Unnamed: 0,Name,Location 1,Latitude,Longitude
52,U3,"(47.6660083487855, -122.312204733721)",47.66601,-122.3122
53,W,"(47.6300237833357, -122.368053164444)",47.63002,-122.36805
54,W1,"(47.5788164080083, -122.378814011668)",47.57882,-122.37881
55,W2,"(47.5607068301888, -122.386946475037)",47.56071,-122.38695
56,W3,"(47.5255479889804, -122.384581696918)",47.52555,-122.38458


In [10]:
beats_data

Unnamed: 0,Name,Location 1,Latitude,Longitude
0,B1,"(47.7097756394592, -122.370990523069)",47.70978,-122.37099
1,B2,"(47.6790521901374, -122.391748391741)",47.67905,-122.39175
2,B3,"(47.6812920482227, -122.364236159741)",47.68129,-122.36424
3,C1,"(47.6342500180223, -122.315684762418)",47.63425,-122.31568
4,C2,"(47.6192385752996, -122.313557430551)",47.61924,-122.31356
5,C3,"(47.6300792887474, -122.292087128251)",47.63008,-122.29209
6,CITYWIDE,"(47.6210041048652, -122.332993498998)",47.621,-122.33299
7,D1,"(47.6274421308028, -122.345705781837)",47.62744,-122.34571
8,D2,"(47.6256548876049, -122.331370005506)",47.62565,-122.33137
9,D3,"(47.6103493249325, -122.328653706199)",47.61035,-122.32865


In [12]:
beats_data.describe()

Unnamed: 0,Latitude,Longitude
count,57.0,57.0
mean,47.616469,-122.329209
std,0.056895,0.032597
min,47.50935,-122.4
25%,47.57581,-122.35187
50%,47.61576,-122.32996
75%,47.65855,-122.30659
max,47.72655,-122.25954


### Problem 1: Inspection

Inspect the beats data. How many records are there? What are the variables? Is there any missing or seemingly anomolous data?

In [15]:
len(beats_data)

57

In [17]:
beats_data.shape

(57, 4)

In [21]:
beats_data.columns

Index(['Name', 'Location 1', 'Latitude', 'Longitude'], dtype='object')

In [19]:
beats_data.isna().sum()

Name          0
Location 1    0
Latitude      0
Longitude     0
dtype: int64

There are 57 records, with 4 variables for each record (name, location, latitude, longitude).  There is one record that stands out in regards to its Name variable where its different from every other record, record 6.

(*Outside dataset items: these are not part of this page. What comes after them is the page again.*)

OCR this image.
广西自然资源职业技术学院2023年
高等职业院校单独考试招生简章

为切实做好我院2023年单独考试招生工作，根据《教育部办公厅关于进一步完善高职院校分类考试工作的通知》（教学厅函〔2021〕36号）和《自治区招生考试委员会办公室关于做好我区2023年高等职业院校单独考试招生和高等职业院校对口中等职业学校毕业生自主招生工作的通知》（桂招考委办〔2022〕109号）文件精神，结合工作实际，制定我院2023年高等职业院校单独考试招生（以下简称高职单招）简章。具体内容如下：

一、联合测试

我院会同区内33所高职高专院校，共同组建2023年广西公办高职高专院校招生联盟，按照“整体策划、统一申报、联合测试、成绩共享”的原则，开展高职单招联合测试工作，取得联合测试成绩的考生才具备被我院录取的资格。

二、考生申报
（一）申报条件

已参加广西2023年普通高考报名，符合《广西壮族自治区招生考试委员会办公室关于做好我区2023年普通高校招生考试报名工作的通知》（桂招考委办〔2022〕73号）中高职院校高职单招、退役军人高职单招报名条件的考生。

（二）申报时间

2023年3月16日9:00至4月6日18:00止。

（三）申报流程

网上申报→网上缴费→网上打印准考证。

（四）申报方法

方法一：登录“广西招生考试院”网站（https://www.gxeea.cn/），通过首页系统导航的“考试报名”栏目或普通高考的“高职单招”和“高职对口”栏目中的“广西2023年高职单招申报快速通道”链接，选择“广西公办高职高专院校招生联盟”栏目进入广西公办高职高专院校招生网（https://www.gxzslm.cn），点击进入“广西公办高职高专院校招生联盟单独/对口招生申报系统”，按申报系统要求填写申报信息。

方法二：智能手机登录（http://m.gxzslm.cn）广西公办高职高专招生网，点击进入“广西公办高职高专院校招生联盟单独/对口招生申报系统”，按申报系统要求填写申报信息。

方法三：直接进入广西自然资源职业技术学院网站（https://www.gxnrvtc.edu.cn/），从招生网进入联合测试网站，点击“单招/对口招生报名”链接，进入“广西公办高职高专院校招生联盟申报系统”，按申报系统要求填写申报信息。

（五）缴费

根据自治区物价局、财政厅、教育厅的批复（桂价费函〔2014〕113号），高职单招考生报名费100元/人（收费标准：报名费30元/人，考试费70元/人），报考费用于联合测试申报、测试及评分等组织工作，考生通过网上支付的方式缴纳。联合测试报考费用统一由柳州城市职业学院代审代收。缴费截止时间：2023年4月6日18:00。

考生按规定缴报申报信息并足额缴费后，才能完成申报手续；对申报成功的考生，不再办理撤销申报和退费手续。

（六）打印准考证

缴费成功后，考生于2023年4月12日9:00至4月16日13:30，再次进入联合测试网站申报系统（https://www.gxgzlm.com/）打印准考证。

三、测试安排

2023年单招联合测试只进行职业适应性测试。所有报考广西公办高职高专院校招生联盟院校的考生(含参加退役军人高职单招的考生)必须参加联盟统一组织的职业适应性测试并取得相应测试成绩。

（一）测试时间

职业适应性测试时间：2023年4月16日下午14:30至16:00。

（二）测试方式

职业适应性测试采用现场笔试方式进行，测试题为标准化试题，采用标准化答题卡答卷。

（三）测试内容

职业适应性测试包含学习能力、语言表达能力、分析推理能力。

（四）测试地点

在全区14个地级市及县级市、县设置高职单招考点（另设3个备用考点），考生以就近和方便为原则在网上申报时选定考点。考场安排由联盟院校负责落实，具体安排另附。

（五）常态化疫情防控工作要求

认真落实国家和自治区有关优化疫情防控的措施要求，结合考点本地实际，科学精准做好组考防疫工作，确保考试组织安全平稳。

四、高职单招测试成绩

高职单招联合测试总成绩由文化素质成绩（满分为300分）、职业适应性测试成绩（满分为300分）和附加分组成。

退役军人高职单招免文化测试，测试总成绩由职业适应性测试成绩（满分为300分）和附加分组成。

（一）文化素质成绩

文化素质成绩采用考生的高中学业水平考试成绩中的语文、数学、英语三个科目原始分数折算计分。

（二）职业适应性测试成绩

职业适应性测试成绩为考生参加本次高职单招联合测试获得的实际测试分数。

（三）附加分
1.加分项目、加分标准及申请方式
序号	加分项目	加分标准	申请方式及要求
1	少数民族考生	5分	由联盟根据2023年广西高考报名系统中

### Problem 2: Using an API

We're going to join census data to the beats dataset. To do so, we need to first get census tract information for the beats. 

We'll use the `censusgeocode` package to get census tract information for this task. We have seen how different websites/data sources can have APIs and leverage API keys. Python also has many packages that will leverage APIs and `censusgeocode` is one such package in that it can interact with the US Census' APIs.

To start, import the `censusgeocode` package. As always, if the package does not import, you may need to install it first.

In [30]:
import censusgeocode as cg 

In [32]:
cg.coordinates(x=76, y=41)

{}

Now, use the [documentation](https://pypi.org/project/censusgeocode/) from the `censusgeocode` package to write a function with the following specifications: 

- the function should accept two arguments - one for longitude and one for latitude (in that order)
- the function should return the census tract number (often coded as `GEOID`) for the inputted latitude and longitude as a string
- the function should be named `get_census_tract`

You can find example outputs below to test your function

In [36]:
def get_census_tract(long_in, lat_in):
    return cg.coordinates(long_in, lat_in)['Census Tracts'][0]['GEOID']

In [40]:
get_census_tract(-77.036543, 38.898691) #should return '11001980000'

'11001980000'

In [42]:
get_census_tract(-73.985428, 40.748817) #should return '36061007600'

'36061007600'

In [44]:
get_census_tract(-118.321495, 34.134117) #should return '06037980009'

'06037980009'

### Problem 3: Get census tracts

Now, for each of the beats in the beats dataset, find the associated census tract. Keep this code as you'll use it in a future problem set.

Census tracts are codes to designate specific locations. The block codes are comprised of state/territory codes, followed by county codes, tract codes, and block codes. You can learn more about this [here](https://transition.fcc.gov/form477/Geo/more_about_census_blocks.pdf) . Confirm that each of the tracts for the beats data is from the state of Washington (code 53) and King County (the county that the city of Seattle is in - code 033).